Gameplay-wise The Sleeping King is a lot of fun. Battling against golems, demons, living fire, and the various other monsters is not just challenging but also rewarding in both the metaphorical and literal sense. Defeating these enemies can lead to hidden surprises and some much-needed items for when it's time to dive into one of the five dungeons featured in this game. (Trust me when I say that you'll need as many heart revivals as possible before entering the much harder dungeons later on.)
Of course Blossom Tales isn't just about slaying the evil that walks amongst the land. There's also a big focus on exploration, which can lead to some hidden discoveries. The lands are filled with much mystery, to the point where finding a hidden area will probably occur by accident. In one instance, I was using my bombs to take care of a bandit village, only to blow up a rock and fall down a secret hole. Soon I was rewarded with tons of gold and health for unearthing this area, which also delivered a feeling of pure joy for finding such a lovely secret.
I was immensely surprised by the level of difficulty the dungeons delivered, as well. What started out as a sight of cutesy baddies and ho-hum challenges soon transformed itself into a reign of strategic, hardcore battles for the right to live. One particular dungeon had me dying nearly close to the finish every time, resulting in me having to start from the beginning. (Fortunately, the progress I made with its puzzles and mid-bosses were still intact, so at least that's something.) Nonetheless, more checkpoints would've sufficed in the long run, especially in the much tougher areas.

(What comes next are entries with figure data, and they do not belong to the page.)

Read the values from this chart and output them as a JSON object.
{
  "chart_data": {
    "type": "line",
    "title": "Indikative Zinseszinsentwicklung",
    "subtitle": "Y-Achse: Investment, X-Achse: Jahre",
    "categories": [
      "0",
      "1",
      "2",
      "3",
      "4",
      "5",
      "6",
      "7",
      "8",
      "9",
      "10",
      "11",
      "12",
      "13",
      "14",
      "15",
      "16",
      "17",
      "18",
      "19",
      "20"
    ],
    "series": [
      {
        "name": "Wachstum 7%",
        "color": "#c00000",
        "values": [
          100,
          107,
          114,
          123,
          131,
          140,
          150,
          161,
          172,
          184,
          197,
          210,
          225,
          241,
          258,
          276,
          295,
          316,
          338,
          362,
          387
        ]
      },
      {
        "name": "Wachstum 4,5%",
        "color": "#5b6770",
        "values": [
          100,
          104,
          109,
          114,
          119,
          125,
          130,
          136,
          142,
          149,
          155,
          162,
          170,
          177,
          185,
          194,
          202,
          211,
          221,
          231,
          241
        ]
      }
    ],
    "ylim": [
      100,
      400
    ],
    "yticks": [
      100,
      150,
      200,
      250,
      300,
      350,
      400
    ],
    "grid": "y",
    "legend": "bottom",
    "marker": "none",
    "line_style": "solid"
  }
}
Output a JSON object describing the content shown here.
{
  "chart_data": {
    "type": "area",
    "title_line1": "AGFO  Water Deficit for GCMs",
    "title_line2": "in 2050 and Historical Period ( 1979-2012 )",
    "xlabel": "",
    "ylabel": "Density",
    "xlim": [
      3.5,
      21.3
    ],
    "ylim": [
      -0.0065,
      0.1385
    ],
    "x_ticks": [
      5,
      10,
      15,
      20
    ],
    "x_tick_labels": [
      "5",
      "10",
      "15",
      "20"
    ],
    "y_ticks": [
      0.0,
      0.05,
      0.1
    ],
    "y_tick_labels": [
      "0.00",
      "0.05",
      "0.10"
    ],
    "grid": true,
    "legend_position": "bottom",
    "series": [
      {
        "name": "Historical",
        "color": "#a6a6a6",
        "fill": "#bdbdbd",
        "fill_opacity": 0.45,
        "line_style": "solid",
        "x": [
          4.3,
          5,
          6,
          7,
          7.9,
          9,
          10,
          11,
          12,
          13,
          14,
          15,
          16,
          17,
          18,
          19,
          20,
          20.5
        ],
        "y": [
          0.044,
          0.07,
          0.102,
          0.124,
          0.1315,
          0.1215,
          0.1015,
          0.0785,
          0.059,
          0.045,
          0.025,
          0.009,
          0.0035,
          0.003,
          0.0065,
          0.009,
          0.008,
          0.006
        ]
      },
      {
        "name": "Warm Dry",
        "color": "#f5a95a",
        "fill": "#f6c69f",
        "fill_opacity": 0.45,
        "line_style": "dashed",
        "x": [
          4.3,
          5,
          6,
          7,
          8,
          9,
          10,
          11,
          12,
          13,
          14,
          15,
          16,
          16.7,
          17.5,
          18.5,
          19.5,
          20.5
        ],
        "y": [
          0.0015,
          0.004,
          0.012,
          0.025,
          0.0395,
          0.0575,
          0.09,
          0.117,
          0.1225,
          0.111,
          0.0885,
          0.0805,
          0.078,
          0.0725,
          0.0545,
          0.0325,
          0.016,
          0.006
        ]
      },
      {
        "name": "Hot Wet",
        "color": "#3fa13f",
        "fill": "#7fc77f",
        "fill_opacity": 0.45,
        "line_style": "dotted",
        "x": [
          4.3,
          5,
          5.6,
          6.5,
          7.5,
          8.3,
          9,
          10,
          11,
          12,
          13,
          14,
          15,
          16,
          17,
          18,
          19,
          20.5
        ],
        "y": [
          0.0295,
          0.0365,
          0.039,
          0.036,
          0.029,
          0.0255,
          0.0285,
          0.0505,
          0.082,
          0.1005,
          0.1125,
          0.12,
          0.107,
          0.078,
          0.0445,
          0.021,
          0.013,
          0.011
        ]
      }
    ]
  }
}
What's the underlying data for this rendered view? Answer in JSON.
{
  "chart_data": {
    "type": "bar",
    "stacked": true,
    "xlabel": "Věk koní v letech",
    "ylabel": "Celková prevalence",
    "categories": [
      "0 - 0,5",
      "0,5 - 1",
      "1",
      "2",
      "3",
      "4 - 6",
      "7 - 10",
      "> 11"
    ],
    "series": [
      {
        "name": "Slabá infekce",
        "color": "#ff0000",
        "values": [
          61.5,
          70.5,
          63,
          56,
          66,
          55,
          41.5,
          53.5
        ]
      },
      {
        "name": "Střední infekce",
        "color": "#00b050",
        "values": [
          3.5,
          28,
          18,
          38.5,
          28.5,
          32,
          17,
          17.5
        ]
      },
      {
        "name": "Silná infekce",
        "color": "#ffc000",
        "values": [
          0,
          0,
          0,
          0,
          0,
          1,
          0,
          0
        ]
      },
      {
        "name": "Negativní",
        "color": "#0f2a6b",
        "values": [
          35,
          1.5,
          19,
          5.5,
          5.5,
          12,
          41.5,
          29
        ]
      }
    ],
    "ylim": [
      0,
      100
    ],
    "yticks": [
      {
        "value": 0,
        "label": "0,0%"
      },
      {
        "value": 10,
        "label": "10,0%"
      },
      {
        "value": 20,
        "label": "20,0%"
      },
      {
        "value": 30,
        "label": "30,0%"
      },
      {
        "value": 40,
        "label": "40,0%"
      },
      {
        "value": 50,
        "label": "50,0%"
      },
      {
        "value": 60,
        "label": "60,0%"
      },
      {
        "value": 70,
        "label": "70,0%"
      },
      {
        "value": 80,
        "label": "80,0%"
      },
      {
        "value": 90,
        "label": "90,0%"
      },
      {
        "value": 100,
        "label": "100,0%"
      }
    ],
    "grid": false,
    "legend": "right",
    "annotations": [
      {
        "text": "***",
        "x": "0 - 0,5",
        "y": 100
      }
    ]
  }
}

Yet despite its tougher areas, Blossom Tales: The Sleeping King is too charming of a video game not to ignore. With its 11-hour runtime (depending on your skill, of course), this adventure succeeds at being fun, challenging, and rewarding from start-to-finish. Even when you reach its conclusion, you'll find yourself wanting to dive right back into it, something I can't say for most titles that borrow from Link & Navi's guidebook.
- Charming storytelling
- Fun, adventurous gameplay
- Great mixture of nostalgia and originality
- Gets difficult very fast for novices
Blossom Tales: The Sleeping King is the first non-Adventure Time Zelda-inspired clone that I found myself immensely enjoying from start-to-finish. With its charming story, fun gameplay, and bight challenges throughout its runtime, Castle Pixel has managed to craft this tale of Lily into what I hope to be a new indie adventure franchise. I, for one, look forward to seeing what other sorts of journeys may entail in Blossom Tales if it continues onward.
Promotional consideration provided by Philipp Döschl of FDG Entertainment. Reviewed on the Nintendo Switch.